Судя по выражению «серфера», реакция девушки его удивляет.

– Но как тебе это известно, дорогая?

«Лыжница» встает и чокается с «ковбоем».

– Каждая девушка имеет свои секреты, не правда ли? – говорит тот.

«Лыжница» вытирает губы:

– И все-таки я нахожусь в уверенности, что женщины делают это лучше.

Музыку в баре прибавляют. Судя по взглядам, которые бросает на азиатку «серфер», она ему нравится. «Ковбой», заметив эти взгляды, берет девушку за подбородок и проводит ладонью по щеке. Запускает руку в волосы и приподнимает их.

– Мужское удовольствие может быть долгим, – медленно начинает «ковбой». – Его можно растянуть на десять, на пятнадцать секунд. Испытать сильно и  ярко.

– Вы разговариваете об оргазме?

Это уточняет «лыжница».

– Да, черт возьми, именно о нем я и разговариваю! Или он испытывает что-то другое?

«Ковбой» кивает на «серфера».

– О, я не знаю, – отвечает девушка.

Даже в сумерках видно, что «серфер» краснеет.

– Великолепно.

Это усмехается «ковбой», а «серфер» уходит за пивом.
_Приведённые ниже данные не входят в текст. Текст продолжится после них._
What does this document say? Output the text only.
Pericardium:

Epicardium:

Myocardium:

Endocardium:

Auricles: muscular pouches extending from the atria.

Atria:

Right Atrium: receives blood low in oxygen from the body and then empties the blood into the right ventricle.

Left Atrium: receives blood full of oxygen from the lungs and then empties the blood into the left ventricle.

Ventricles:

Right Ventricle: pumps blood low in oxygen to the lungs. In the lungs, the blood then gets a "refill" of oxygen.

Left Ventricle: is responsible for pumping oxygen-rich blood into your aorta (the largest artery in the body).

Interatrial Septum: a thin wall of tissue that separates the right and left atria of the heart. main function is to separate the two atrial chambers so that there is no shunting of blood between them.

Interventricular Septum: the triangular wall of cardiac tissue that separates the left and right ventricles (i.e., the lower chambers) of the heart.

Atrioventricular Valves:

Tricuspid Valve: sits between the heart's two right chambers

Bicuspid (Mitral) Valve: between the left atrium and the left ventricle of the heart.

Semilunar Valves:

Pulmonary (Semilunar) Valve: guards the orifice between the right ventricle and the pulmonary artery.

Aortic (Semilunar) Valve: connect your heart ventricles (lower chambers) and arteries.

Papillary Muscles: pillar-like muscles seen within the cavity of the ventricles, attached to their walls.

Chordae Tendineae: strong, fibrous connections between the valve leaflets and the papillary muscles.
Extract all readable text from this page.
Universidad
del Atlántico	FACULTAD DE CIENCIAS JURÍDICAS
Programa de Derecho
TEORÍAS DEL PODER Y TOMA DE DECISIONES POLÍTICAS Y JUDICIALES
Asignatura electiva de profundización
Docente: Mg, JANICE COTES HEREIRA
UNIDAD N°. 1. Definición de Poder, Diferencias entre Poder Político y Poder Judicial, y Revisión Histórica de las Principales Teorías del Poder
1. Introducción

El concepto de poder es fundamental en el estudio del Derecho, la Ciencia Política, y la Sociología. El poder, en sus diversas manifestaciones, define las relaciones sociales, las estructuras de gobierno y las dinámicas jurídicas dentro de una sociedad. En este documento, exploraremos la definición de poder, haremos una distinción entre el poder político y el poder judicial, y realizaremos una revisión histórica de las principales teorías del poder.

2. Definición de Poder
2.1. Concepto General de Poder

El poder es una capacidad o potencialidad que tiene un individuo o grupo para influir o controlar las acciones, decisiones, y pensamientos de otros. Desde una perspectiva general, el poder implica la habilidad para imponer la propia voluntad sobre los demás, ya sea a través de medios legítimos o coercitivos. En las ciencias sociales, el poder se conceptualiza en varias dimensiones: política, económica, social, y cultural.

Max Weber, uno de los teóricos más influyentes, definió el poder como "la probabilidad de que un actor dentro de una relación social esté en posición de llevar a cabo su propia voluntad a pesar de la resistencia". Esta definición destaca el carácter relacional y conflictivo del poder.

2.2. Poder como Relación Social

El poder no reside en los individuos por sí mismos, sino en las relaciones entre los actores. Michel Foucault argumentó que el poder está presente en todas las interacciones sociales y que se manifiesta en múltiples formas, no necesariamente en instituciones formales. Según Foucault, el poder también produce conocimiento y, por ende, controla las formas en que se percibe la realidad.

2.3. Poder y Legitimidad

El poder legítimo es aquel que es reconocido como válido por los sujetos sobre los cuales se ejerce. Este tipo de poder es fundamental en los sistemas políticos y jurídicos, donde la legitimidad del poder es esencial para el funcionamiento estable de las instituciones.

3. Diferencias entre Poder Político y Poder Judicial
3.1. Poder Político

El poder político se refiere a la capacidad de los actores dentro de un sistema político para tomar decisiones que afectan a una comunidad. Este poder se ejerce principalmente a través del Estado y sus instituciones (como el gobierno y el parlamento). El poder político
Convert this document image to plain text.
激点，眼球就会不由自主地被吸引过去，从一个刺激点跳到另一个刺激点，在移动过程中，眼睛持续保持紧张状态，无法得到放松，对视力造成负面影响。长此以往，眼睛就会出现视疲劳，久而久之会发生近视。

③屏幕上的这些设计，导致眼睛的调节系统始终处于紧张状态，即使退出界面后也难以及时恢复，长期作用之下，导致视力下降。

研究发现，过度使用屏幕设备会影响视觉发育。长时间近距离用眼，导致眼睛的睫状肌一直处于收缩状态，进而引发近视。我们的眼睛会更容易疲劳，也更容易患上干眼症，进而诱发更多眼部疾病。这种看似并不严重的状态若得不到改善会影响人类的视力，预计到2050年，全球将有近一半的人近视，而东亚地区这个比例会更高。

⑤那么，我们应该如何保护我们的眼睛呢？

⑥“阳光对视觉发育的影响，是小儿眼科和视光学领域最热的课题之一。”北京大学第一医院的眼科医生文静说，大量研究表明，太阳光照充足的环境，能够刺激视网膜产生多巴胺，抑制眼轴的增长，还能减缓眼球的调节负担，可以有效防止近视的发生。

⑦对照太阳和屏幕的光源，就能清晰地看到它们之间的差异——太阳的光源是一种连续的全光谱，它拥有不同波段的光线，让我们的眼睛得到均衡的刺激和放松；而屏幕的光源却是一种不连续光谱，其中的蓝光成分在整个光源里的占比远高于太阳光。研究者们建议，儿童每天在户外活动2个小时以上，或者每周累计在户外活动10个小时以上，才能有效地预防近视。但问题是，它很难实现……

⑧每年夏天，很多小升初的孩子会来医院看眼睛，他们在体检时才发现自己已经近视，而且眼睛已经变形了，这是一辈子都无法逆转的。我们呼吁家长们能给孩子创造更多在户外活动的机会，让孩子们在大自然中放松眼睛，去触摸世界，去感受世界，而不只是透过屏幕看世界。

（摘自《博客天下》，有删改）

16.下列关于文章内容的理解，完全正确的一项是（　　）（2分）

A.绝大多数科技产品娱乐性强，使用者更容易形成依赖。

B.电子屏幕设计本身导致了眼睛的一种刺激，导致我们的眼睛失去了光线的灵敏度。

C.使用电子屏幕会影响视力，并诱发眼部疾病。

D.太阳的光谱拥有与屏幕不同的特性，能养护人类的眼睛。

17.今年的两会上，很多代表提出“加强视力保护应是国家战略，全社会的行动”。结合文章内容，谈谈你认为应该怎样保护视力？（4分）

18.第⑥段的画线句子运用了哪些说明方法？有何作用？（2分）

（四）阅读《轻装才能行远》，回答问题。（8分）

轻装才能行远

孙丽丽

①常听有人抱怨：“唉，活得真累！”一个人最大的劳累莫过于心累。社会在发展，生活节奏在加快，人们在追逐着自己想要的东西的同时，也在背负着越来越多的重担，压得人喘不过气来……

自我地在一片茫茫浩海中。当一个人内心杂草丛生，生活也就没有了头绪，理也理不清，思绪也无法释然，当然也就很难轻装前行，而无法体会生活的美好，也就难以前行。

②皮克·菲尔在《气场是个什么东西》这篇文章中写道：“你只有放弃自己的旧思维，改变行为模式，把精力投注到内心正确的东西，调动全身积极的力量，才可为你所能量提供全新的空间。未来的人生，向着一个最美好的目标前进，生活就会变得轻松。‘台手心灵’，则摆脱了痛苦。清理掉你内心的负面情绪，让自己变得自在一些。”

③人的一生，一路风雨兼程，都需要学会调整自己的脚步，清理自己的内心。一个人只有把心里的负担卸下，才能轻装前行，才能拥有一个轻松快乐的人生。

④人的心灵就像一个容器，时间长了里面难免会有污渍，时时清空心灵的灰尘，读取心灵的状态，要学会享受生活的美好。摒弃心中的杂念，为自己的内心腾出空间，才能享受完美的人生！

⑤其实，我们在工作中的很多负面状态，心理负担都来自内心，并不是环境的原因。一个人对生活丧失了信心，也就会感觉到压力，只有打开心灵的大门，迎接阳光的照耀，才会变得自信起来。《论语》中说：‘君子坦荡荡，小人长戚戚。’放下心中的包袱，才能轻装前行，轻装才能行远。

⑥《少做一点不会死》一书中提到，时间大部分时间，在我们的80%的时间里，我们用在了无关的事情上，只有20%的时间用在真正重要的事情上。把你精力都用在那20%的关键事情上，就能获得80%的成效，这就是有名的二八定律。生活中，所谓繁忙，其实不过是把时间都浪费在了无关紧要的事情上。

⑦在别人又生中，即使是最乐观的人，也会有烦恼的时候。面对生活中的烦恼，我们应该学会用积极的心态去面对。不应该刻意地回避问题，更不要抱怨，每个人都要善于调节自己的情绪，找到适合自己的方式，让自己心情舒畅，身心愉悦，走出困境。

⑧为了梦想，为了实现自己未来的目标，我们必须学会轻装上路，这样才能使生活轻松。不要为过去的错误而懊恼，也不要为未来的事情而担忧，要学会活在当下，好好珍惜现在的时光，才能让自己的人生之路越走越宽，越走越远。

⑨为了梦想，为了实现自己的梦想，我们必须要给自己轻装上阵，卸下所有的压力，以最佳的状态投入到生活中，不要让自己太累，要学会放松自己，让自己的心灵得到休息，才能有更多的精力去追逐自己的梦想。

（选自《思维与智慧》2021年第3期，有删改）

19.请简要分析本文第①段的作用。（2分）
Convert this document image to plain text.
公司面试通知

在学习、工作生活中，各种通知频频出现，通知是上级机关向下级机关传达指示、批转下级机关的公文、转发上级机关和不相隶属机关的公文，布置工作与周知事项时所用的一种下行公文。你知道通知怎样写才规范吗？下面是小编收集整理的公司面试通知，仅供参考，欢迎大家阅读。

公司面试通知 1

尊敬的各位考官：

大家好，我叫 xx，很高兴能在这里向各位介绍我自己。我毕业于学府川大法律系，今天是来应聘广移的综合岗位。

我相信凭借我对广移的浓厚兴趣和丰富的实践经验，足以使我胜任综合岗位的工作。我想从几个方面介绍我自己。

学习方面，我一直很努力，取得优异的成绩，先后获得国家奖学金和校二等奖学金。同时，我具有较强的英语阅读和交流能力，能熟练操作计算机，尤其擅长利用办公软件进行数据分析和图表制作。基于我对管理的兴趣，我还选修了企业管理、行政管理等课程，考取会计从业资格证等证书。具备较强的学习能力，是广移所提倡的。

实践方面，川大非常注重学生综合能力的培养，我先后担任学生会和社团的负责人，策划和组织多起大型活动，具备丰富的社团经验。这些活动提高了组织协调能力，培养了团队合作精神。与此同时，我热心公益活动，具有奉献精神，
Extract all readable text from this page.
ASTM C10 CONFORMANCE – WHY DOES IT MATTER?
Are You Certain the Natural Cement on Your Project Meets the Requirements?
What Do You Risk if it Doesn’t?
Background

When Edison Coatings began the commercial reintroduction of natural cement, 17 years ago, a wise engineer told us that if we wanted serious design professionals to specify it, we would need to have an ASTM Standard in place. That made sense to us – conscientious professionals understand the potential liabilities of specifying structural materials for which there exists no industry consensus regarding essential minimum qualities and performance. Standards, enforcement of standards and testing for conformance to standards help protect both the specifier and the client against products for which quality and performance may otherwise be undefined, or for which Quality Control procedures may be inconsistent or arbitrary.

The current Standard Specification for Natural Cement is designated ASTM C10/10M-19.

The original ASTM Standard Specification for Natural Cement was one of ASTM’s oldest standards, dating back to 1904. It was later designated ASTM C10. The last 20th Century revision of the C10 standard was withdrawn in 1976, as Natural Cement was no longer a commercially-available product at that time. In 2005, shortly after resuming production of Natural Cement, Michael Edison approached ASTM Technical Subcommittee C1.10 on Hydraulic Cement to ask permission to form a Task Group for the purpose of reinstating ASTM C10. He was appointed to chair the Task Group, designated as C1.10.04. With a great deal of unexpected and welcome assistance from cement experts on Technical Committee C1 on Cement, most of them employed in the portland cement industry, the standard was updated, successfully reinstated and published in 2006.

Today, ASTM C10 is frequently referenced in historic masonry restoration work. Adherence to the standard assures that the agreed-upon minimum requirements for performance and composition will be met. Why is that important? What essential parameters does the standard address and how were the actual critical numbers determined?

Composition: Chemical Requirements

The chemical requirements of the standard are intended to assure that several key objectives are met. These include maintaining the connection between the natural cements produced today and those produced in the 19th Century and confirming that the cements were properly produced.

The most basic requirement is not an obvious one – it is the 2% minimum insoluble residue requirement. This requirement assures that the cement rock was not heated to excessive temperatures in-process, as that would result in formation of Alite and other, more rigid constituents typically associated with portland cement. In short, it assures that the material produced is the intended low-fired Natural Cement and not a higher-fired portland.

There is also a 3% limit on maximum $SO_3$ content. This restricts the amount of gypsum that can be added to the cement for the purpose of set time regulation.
– Да, – продолжает «ковбой». – Я утверждаю, что мужчина может испытывать оргазм долго. Но ни одна женщина в мире не сможет обеспечить такой оргазм мужчине.

– Значит, вы говорите о гомосексуальности?

– Нет.

Он выдерживает паузу.

– Я говорю о другом.

«Серфер» приносит пиво и чистые стаканы.

– Вы совсем не должны быть гомосексуальным для этого. Вы можете по-прежнему испытывать неприязнь при одной мысли о близости с мужчиной. Здесь… –  «Ковбой» обводит рукой террасу и озеро, – все прекрасно знают об этом.

– Думаю, женщина будет всегда притягательна мужчине, – сомневается «лыжница».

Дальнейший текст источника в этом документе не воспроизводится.